|Rep. Mike Stone (R-NC)|
Showing more of that conservative concern for education and free speech:
A group influential with conservatives is calling on school board members in [North Carolina’s] Lee County to fire Superintendent Jeffery Moss after he backed a teacher who asked her third-grade class to send letters to lawmakers opposing steep cuts to education.
One of the students in the class was the daughter of freshman Republican Rep. Mike Stone, who got a hand-written letter imploring him to "put the budget higher Dad" so her school wouldn't have to lay off teachers and forgo field trips.
After Stone complained, Moss backed the teacher. Letters were also sent to other elected officials, including Democratic Gov. Bev Perdue.
"If you're not interested in receiving letters from people in your district, don't run for public office," the superintendent said, according to WRAL.
It’s clear to anyone who knows the law that merely asking students (as opposed to forcing them) to do something that’s relevant to politics does not actually constitute a promotion of a political agenda, and is therefore not an offense that merits termination. It’s only too typical (and fairly amusing) that Rep. Stone would see a pleading letter from his own daughter asking him not to slash her school’s funding and then react only with outrage at the idea that kids could be asked to take part in a political process that directly affects them and their futures.
Is what the teacher did, in asking her students to engage in what’s nowadays considered to be leftist politics (as ridiculous as that is), an unethical act? Perhaps … though I would strongly debate what constitutes “unethical” in such a context. The way I see it, a teacher is a person who devotes their professional life to giving youths the best chance they can get to expand their minds and succeed in life. What kind of such a caretaker would then just step back and let kids’ futures be compromised by self-serving, money-grubbing politicians without informing them about what’s happening, and what they can do to fight for their own futures? Anyone who claims to have kids’ best interests at heart, and then just stands back when they see their efforts being undermined without any interest or effort in doing anything about it, is either a coward, a hypocrite, or simply incompetent.

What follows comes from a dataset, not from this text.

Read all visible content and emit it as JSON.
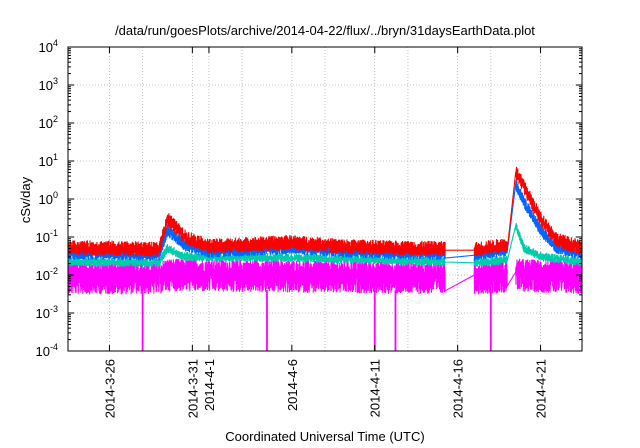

Yes, teachers should be prohibited from tainting their coursework with any ideological viewpoints. That much is self-evident. But I don’t believe that asking lawmakers not to slash funding that’s directly relevant to the interests of schoolchildren – even if by asking those same kids to write the letters, themselves, on their own time outside the classroom – is really a politically biased act. It’s simply trying to defend an institution that they rely upon, regardless of whatever political leanings may be involved either way. All in all, I just think it’s a remarkably sad state of affairs when defending schools against political maneuvering, from either side, is seen as a leftist tactic.
That’s my understanding of it, anyway, and I’m sticking with it.